Vista del volcán Rano Raraku, donde se fabricaban los moáis.

Lilliana Ramos Collado

El 2008 fue un gran año. Durante mi estadía en Chile para realizar un postdocrorado en estudios patrimoniales decidí realizar un sueño, quizás un poco cursi, de viajar a Isla de Pascua, o Rapa Nui, como la llamaron sus nativos antes de que ingleses y franceses fueran a saquear sus tesoros de piedra en el siglo XIX. Era un sueño viejo, de niña, pues mi primer libro fue uno que encontré en la calle y que se titulaba “Los misterios de la Isla de Pascua”. Luego de ver sus extrañas fotografías pensé que ese lugar en el fin del mundo debía ser el destino de mi primer viaje fuera de esta pequeña isla de Puerto Rico. Pero ese sueño se me vino a dar tarde, 54 años después que nací y unos 44 luego de toparme con el libro en una acera.

Pues fue un gran año ese 2008 cuando finalmente pude dar el salto de 8 horas de vuelo desde Santiago de Chile hasta Hanga Roa, capital de la diminuta Isla de Pascua. Pensaba en el librito, que me inspiró a escribir mi segundo poemario, premiado pero nunca publicado, que se titula “Avión de papel sobre la Isla de Pascua”. De papel por ser el lugar del poema, Isla de Pascua por ser, literalmente, el fin del mundo, pues eso es lo que significa en español el topónimo Rapa Nui: fin del mundo. Es literal. Ocho horas de vuelo sobre el Pacífico que no me imaginaba tan largas —así son los sueños, optimistas—, ocho horas de vuelo por el vacío ciego de un mar interminable, pues Rapa Nui es el lugar habitado más lejano de cualquier otra ciudad en el mundo. En el planeta tierra esas ocho horas significan que vuelas hacia el fin del mundo.

Volcán Orongo, cerca de Rapa Nui. Mi foto

Volcán Rano Kau en el pequeño poblado de Orongo, cerca de Rapa Nui.

Viajé ligera de equipaje para pasar tres semanas en el fin del mundo, pero confieso que observar el mar por ocho horas —quitando los 35 minutos de vuelo sobre suelo chileno para despedirnos de tierra firme sobrevolando la ciudad de Valparaíso, hermosísimo puerto de mar. Viajé ligera, como nos recomienda Charles Baudelaire debe una viajar para poder ambular libre y sin preocupaciones. Viajé casi sin equipaje porque iba al fin del mundo.

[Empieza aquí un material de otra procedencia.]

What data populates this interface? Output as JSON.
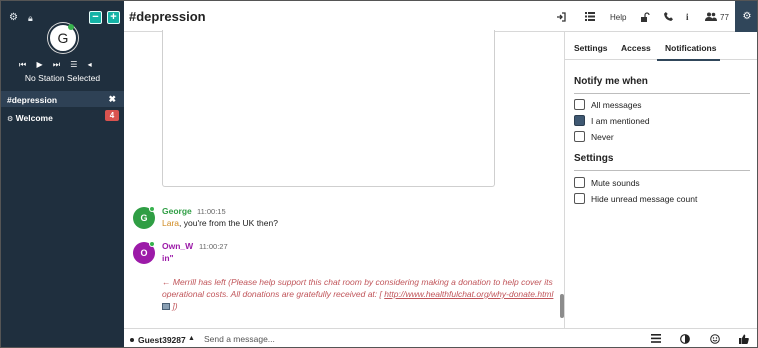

Volando interminablemente sobre el mar, me entretuve catando la extraordinaria variedad del azul marino, turquesa por ratos, casi amarillo cuando las nubes eran golpeadas por el sol y el oro de la luz se volcaba sobre las lejanas crestas de las olas. Otras veces, un mar crespo se removía en mi imaginación hipnotizada por la altura y la distancia. Otras, el mar se veía oscuro, llano, sin textura, como duro titanio, y otras amable y rojizo, como si en su fondo se moviera la lava secreta de un volcán inatendido y desconocido. A ratos regresaba a ojear la guía de turismo de Rapa Nui, generosa en fotografías mediocres de los impresionantes monumentos de piedra que pespuntean la islita.

Mar y más mar, mientras más lo miraba desde la enorme altura de vuelo de este viaje casi interminable, más variantes podía ir catando: olas a veces agudas y filosas, otras, rítmicas y saltarinas, a veces demasiado espumosas, y las imaginaba gigantes y pensaba cómo se vería un tsunami desde el aire, y cuán segura me encontraba yo en este asiento incómodo de avión, aquí sentada al borde de un calambre.

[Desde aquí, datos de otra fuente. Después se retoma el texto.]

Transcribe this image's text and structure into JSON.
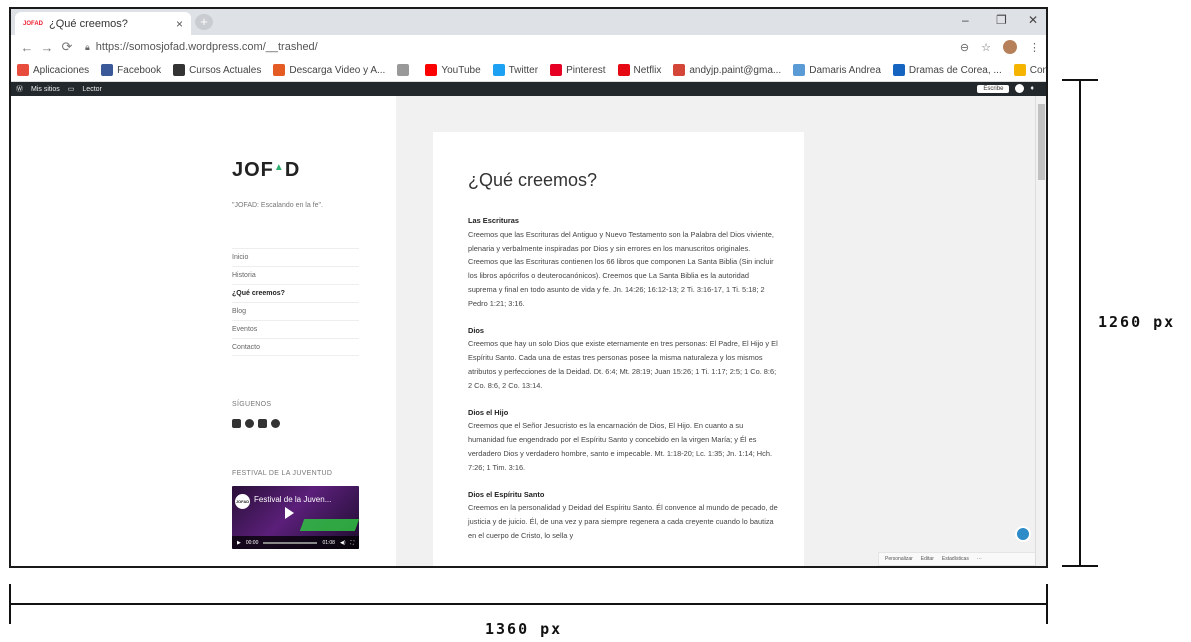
{
  "tab": {
    "favicon": "JOFAD",
    "title": "¿Qué creemos?",
    "close": "×",
    "new_tab": "+"
  },
  "window_controls": {
    "minimize": "–",
    "maximize": "❐",
    "close": "✕"
  },
  "address": {
    "url": "https://somosjofad.wordpress.com/__trashed/"
  },
  "bookmarks": [
    {
      "label": "Aplicaciones",
      "icon": "apps-grid-icon",
      "color": "#e84c3d"
    },
    {
      "label": "Facebook",
      "icon": "facebook-icon",
      "color": "#3b5998"
    },
    {
      "label": "Cursos Actuales",
      "icon": "cursos-icon",
      "color": "#333333"
    },
    {
      "label": "Descarga Video y A...",
      "icon": "download-icon",
      "color": "#e45b23"
    },
    {
      "label": "",
      "icon": "page-icon",
      "color": "#999999"
    },
    {
      "label": "YouTube",
      "icon": "youtube-icon",
      "color": "#ff0000"
    },
    {
      "label": "Twitter",
      "icon": "twitter-icon",
      "color": "#1da1f2"
    },
    {
      "label": "Pinterest",
      "icon": "pinterest-icon",
      "color": "#e60023"
    },
    {
      "label": "Netflix",
      "icon": "netflix-icon",
      "color": "#e50914"
    },
    {
      "label": "andyjp.paint@gma...",
      "icon": "gmail-icon",
      "color": "#d44638"
    },
    {
      "label": "Damaris Andrea",
      "icon": "profile-icon",
      "color": "#5b9bd5"
    },
    {
      "label": "Dramas de Corea, ...",
      "icon": "r-icon",
      "color": "#1565c0"
    },
    {
      "label": "Convertidor de Vid...",
      "icon": "folder-icon",
      "color": "#f4b400"
    }
  ],
  "adminbar": {
    "mis_sitios": "Mis sitios",
    "lector": "Lector",
    "escribe": "Escribe"
  },
  "sidebar": {
    "logo": "JOF▲D",
    "tagline": "\"JOFAD: Escalando en la fe\".",
    "menu": [
      "Inicio",
      "Historia",
      "¿Qué creemos?",
      "Blog",
      "Eventos",
      "Contacto"
    ],
    "siguenos": "SÍGUENOS",
    "festival": "FESTIVAL DE LA JUVENTUD",
    "video": {
      "title": "Festival de la Juven...",
      "time_current": "00:00",
      "time_total": "01:08"
    }
  },
  "article": {
    "title": "¿Qué creemos?",
    "sections": [
      {
        "heading": "Las Escrituras",
        "text": "Creemos que las Escrituras del Antiguo y Nuevo Testamento son la Palabra del Dios viviente, plenaria y verbalmente inspiradas por Dios y sin errores en los manuscritos originales. Creemos que las Escrituras contienen los 66 libros que componen La Santa Biblia (Sin incluir los libros apócrifos o deuterocanónicos). Creemos que La Santa Biblia es la autoridad suprema y final en todo asunto de vida y fe. Jn. 14:26; 16:12-13; 2 Ti. 3:16-17, 1 Ti. 5:18; 2 Pedro 1:21; 3:16."
      },
      {
        "heading": "Dios",
        "text": "Creemos que hay un solo Dios que existe eternamente en tres personas: El Padre, El Hijo y El Espíritu Santo. Cada una de estas tres personas posee la misma naturaleza y los mismos atributos y perfecciones de la Deidad. Dt. 6:4; Mt. 28:19; Juan 15:26; 1 Ti. 1:17; 2:5; 1 Co. 8:6; 2 Co. 8:6, 2 Co. 13:14."
      },
      {
        "heading": "Dios el Hijo",
        "text": "Creemos que el Señor Jesucristo es la encarnación de Dios, El Hijo. En cuanto a su humanidad fue engendrado por el Espíritu Santo y concebido en la virgen María; y Él es verdadero Dios y verdadero hombre, santo e impecable. Mt. 1:18-20; Lc. 1:35; Jn. 1:14; Hch. 7:26; 1 Tim. 3:16."
      },
      {
        "heading": "Dios el Espíritu Santo",
        "text": "Creemos en la personalidad y Deidad del Espíritu Santo. Él convence al mundo de pecado, de justicia y de juicio. Él, de una vez y para siempre regenera a cada creyente cuando lo bautiza en el cuerpo de Cristo, lo sella y"
      }
    ]
  },
  "footer_bar": {
    "personalizar": "Personalizar",
    "editar": "Editar",
    "estadisticas": "Estadísticas",
    "more": "···"
  },
  "dimensions": {
    "height": "1260 px",
    "width": "1360 px"
  }
}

Llegar a Rapa Nui fue impresionante. El avión dio la vuelta por este casi perfecto triángulo de tierra. Desde arriba se veía la aridez de la isla, las enormes calderas de sus tres volcanes, se iban revelando los moáis y sus templetes, la roca de la costa brava, el mar estallando contra las piedras, poca playa, pocos habitantes, pues casi nadie de los locales sale de Hanga Roa y la isla se ve desierta. Pensé: el fin del mundo está vacío.

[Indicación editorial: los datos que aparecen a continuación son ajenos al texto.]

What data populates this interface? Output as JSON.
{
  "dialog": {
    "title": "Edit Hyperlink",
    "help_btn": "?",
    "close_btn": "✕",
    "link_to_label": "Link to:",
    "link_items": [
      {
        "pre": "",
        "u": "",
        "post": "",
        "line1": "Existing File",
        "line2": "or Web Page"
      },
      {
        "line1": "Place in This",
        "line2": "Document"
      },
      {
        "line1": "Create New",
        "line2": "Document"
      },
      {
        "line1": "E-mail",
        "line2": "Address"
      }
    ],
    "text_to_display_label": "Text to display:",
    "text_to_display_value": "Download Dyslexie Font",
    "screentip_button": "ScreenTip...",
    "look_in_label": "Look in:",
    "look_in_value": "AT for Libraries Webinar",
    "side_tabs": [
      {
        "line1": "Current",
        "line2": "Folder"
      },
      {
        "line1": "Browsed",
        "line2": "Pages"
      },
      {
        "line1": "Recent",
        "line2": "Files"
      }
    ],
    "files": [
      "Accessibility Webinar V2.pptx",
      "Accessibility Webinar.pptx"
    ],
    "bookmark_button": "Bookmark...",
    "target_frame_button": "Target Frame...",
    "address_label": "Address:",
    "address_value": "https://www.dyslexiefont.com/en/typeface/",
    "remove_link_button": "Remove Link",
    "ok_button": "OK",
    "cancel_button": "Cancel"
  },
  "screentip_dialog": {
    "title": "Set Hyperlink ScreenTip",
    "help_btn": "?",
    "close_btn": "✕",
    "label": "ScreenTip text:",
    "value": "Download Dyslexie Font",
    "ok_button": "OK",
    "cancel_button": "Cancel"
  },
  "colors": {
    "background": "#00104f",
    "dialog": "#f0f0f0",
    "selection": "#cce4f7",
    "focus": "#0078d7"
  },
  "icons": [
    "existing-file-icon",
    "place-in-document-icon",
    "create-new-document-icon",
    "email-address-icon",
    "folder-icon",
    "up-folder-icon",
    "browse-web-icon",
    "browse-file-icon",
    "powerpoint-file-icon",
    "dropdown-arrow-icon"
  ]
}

Encontrar en el vacío de tierra después de admirar por tantas horas el vacío del mar, descubrir lentamente la piedra dura y oscura que es Rapa Nui, vista así, en su totalidad, a través de una atmósfera cristalina, me hizo añorar las horas eternas suspendida en vuelo. Y me sentí agradecida de haber llegado volando y descubrir de lejos, y lentamente, la rugosa superficie de esta isla extraña. Ya en tierra Rapa Nui fue otra cosa: el misterio se volvió arqueología.

Continuará…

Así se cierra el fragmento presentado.